The efficacy and safety of the treatments included in the analysis were evaluated using a Bayesian NMA approach [10, 14, 17], comprising a likelihood distribution, a model with parameters and prior distributions for these parameters. A linear model with normal likelihood distribution was used for continuous outcomes, and a binomial likelihood with a log link was used for the dichotomous outcomes [15, 18]. Consistent with NICE guidelines, flat (non-informative) prior distributions were assumed for nearly all outcomes so as not to influence the observed results by the prior distribution . Prior distributions of the baseline treatments and relative treatment effects were normal, with 0 mean and variance of 10,000, with informative prior based on between study variance according to the recommendation of NICE in the case of limited data . Random- and fixed-effects models were evaluated to allow for heterogeneity of treatment effects between studies, with the choice of base-case informed by Deviance Information Criterion (DIC) values and mean total residual deviance (compared against the number of fitted data points), as well as consistency with directly reported trial results . Posterior densities for unknown parameters were estimated using Markov chain Monte Carlo simulations.
All results for OR-NMA and risk difference (RD)-NMA were based on 100,000 iterations on three chains, with a burn-in of 20,000 iterations. Convergence was assessed by visual inspection of trace plots. The accuracy of the posterior estimates was assessed using the Monte Carlo error for each parameter (Monte Carlo error < 1% of the posterior standard deviation). All models were implemented using WinBUGS. Results of the NMA are presented in terms of ‘point estimates’ (median of posterior) for the relative treatment effects, along with the 95% credible intervals.

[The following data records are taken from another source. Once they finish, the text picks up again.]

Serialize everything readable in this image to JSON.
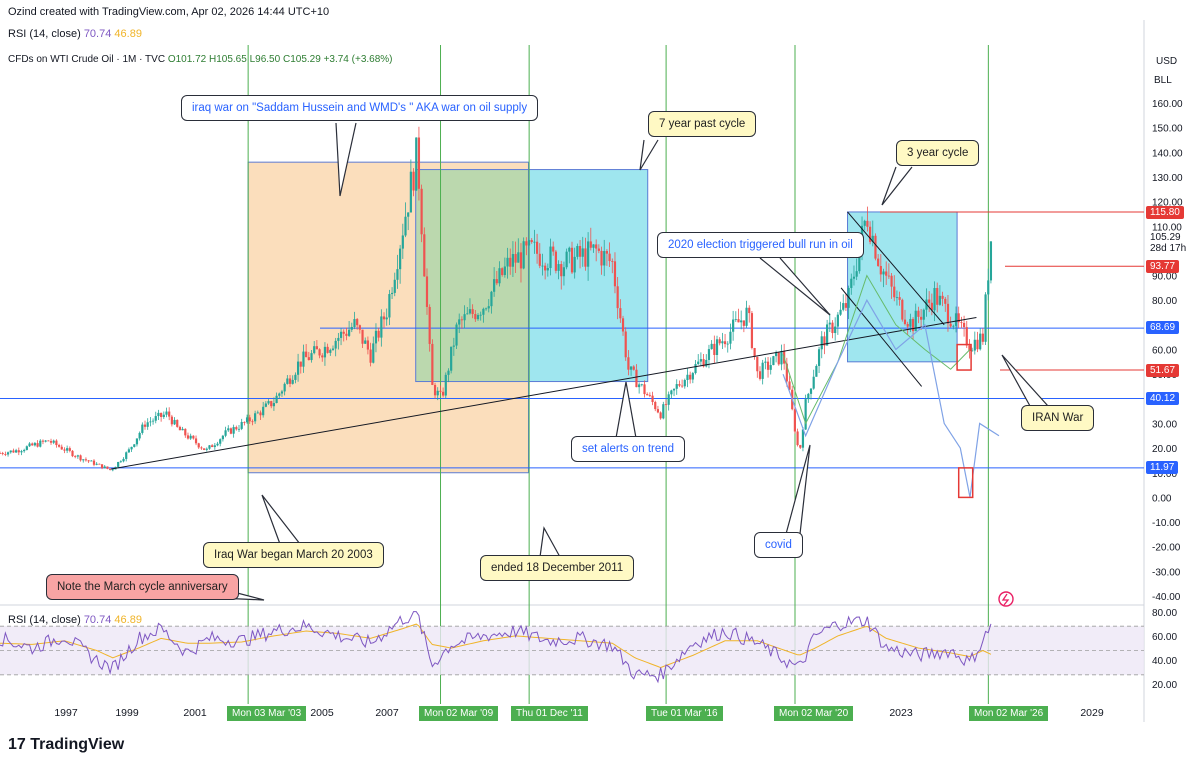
{
  "header": {
    "credit": "Ozind created with TradingView.com, Apr 02, 2026 14:44 UTC+10",
    "rsi_top_label": "RSI (14, close)",
    "rsi_top_v1": "70.74",
    "rsi_top_v2": "46.89",
    "symbol": "CFDs on WTI Crude Oil · 1M · TVC",
    "o": "O101.72",
    "h": "H105.65",
    "l": "L96.50",
    "c": "C105.29",
    "chg": "+3.74 (+3.68%)"
  },
  "axis_header": {
    "currency": "USD",
    "unit": "BLL"
  },
  "colors": {
    "up": "#26a69a",
    "down": "#ef5350",
    "hline": "#5b7bd5",
    "vline": "#4caf50",
    "orange_box": "#f9c890",
    "cyan_box": "#7fdde9",
    "rsi": "#7e57c2",
    "rsi_ma": "#f0b429"
  },
  "callouts": {
    "iraq_war": "iraq war on \"Saddam Hussein and WMD's \" AKA war on oil supply",
    "seven_year": "7 year past cycle",
    "three_year": "3 year cycle",
    "election": "2020 election triggered bull run in oil",
    "alerts": "set alerts on trend",
    "iran": "IRAN War",
    "covid": "covid",
    "iraq_began": "Iraq War began March 20 2003",
    "ended": "ended 18 December 2011",
    "march_note": "Note the March cycle anniversary"
  },
  "price_tags": {
    "p115": "115.80",
    "p105": "105.29",
    "p105_sub": "28d 17h",
    "p93": "93.77",
    "p68": "68.69",
    "p51": "51.67",
    "p40": "40.12",
    "p11": "11.97"
  },
  "date_tags": [
    "Mon 03 Mar '03",
    "Mon 02 Mar '09",
    "Thu 01 Dec '11",
    "Tue 01 Mar '16",
    "Mon 02 Mar '20",
    "Mon 02 Mar '26"
  ],
  "rsi_pane": {
    "label": "RSI (14, close)",
    "v1": "70.74",
    "v2": "46.89",
    "ticks": [
      "80.00",
      "60.00",
      "40.00",
      "20.00"
    ]
  },
  "brand": "TradingView",
  "chart_data": {
    "type": "line",
    "title": "CFDs on WTI Crude Oil · 1M · TVC",
    "ylabel": "USD",
    "ylim": [
      -45,
      170
    ],
    "x_ticks": [
      "1997",
      "1999",
      "2001",
      "2005",
      "2007",
      "2023",
      "2029"
    ],
    "y_ticks": [
      160,
      150,
      140,
      130,
      120,
      110,
      90,
      80,
      70,
      60,
      50,
      30,
      20,
      10,
      0,
      -10,
      -20,
      -30,
      -40
    ],
    "y_tick_labels": [
      "160.00",
      "150.00",
      "140.00",
      "130.00",
      "120.00",
      "110.00",
      "90.00",
      "80.00",
      "70.00",
      "60.00",
      "50.00",
      "30.00",
      "20.00",
      "10.00",
      "0.00",
      "-10.00",
      "-20.00",
      "-30.00",
      "-40.00"
    ],
    "series": [
      {
        "x": [
          1995.5,
          1996,
          1997,
          1998,
          1998.95,
          1999.5,
          2000,
          2000.7,
          2001,
          2001.9,
          2002.5,
          2003.2,
          2004,
          2004.8,
          2005.5,
          2006.5,
          2007,
          2007.5,
          2008.45,
          2008.9,
          2009.2,
          2009.7,
          2010.5,
          2011.3,
          2012,
          2013,
          2014,
          2014.5,
          2015,
          2016,
          2016.5,
          2017,
          2018,
          2018.7,
          2019,
          2019.8,
          2020.3,
          2020.5,
          2021,
          2021.8,
          2022.4,
          2022.8,
          2023.3,
          2023.8,
          2024.5,
          2025.2,
          2025.6,
          2026.0,
          2026.25
        ],
        "values": [
          18,
          19,
          23,
          16,
          11,
          19,
          30,
          34,
          28,
          19,
          26,
          31,
          39,
          55,
          60,
          70,
          58,
          76,
          140,
          45,
          40,
          70,
          78,
          95,
          100,
          95,
          100,
          95,
          52,
          34,
          45,
          52,
          65,
          75,
          50,
          58,
          17,
          38,
          63,
          79,
          115,
          95,
          80,
          70,
          82,
          70,
          62,
          65,
          105.29
        ]
      }
    ],
    "h_levels": [
      115.8,
      93.77,
      68.69,
      51.67,
      40.12,
      11.97
    ],
    "v_markers": [
      "Mon 03 Mar '03",
      "Mon 02 Mar '09",
      "Thu 01 Dec '11",
      "Tue 01 Mar '16",
      "Mon 02 Mar '20",
      "Mon 02 Mar '26"
    ],
    "boxes": [
      {
        "x": [
          2003.2,
          2011.9
        ],
        "y": [
          10,
          136
        ]
      },
      {
        "x": [
          2008.4,
          2011.9
        ],
        "y": [
          47,
          133
        ]
      },
      {
        "x": [
          2011.9,
          2015.6
        ],
        "y": [
          47,
          133
        ]
      },
      {
        "x": [
          2021.8,
          2025.2
        ],
        "y": [
          55,
          115.8
        ]
      }
    ],
    "trendlines": [
      {
        "x": [
          1998.95,
          2025.8
        ],
        "y": [
          11.5,
          73
        ]
      },
      {
        "x": [
          2021.8,
          2024.8
        ],
        "y": [
          115.8,
          70
        ]
      },
      {
        "x": [
          2021.6,
          2024.1
        ],
        "y": [
          85,
          45
        ]
      }
    ],
    "rsi": {
      "ylim": [
        15,
        85
      ],
      "bands": [
        70,
        50,
        30
      ],
      "x": [
        1995.5,
        1996.5,
        1997.5,
        1998.5,
        1999,
        1999.8,
        2000.5,
        2001.3,
        2002,
        2003,
        2004,
        2005,
        2006,
        2007,
        2008,
        2008.45,
        2008.9,
        2009.5,
        2010.5,
        2011.5,
        2012.5,
        2013.5,
        2014.5,
        2015.2,
        2016,
        2017,
        2018,
        2019,
        2020.3,
        2020.8,
        2021.5,
        2022.4,
        2023,
        2024,
        2025,
        2025.6,
        2026,
        2026.25
      ],
      "values": [
        60,
        52,
        62,
        42,
        35,
        60,
        68,
        48,
        60,
        58,
        66,
        70,
        62,
        56,
        76,
        80,
        38,
        55,
        62,
        66,
        58,
        60,
        54,
        30,
        30,
        56,
        66,
        56,
        35,
        62,
        72,
        75,
        52,
        46,
        50,
        40,
        58,
        70.74
      ],
      "ma_values": [
        56,
        55,
        58,
        50,
        44,
        52,
        60,
        56,
        56,
        57,
        62,
        66,
        64,
        60,
        68,
        72,
        55,
        52,
        58,
        62,
        60,
        58,
        56,
        44,
        36,
        46,
        58,
        58,
        46,
        52,
        62,
        70,
        60,
        52,
        48,
        45,
        50,
        46.89
      ]
    }
  }
}
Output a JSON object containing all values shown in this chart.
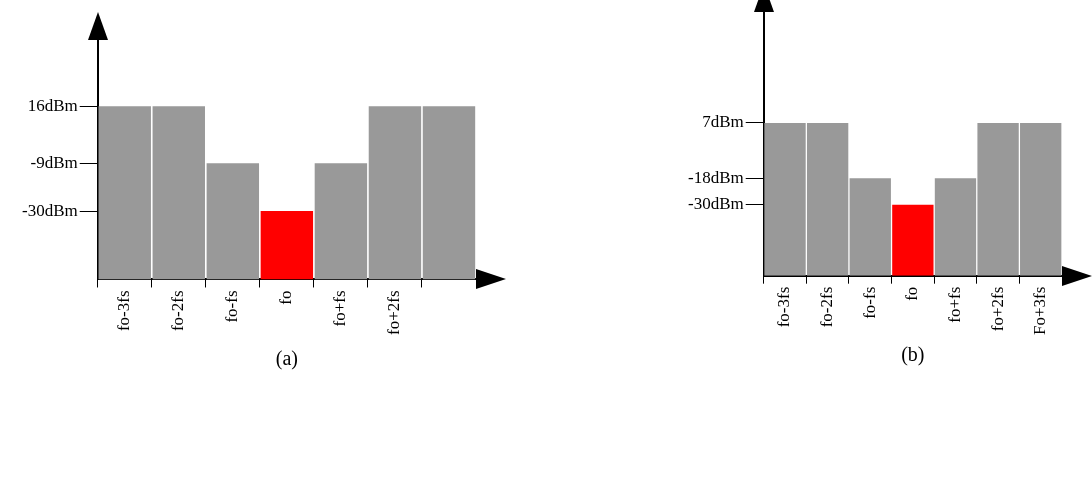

Two scenario analyses were conducted. The first excluded studies conducted in exclusively Asian populations (i.e., the SATORI, CHANGE and Etanercept 309 studies) to test the potential modifying effect of patient body weight (with Asian ethnicity serving as a proxy for populations with relatively lower body weight than other populations. For the second analysis, tumour necrosis factor (TNF)-α inhibitors were pooled together as a class. For the latter scenario analysis, ACR outcomes were compared with the base case which evaluated the TNF-α inhibitors individually. This scenario was evaluated to inform cost-effectiveness evaluations of sarilumab.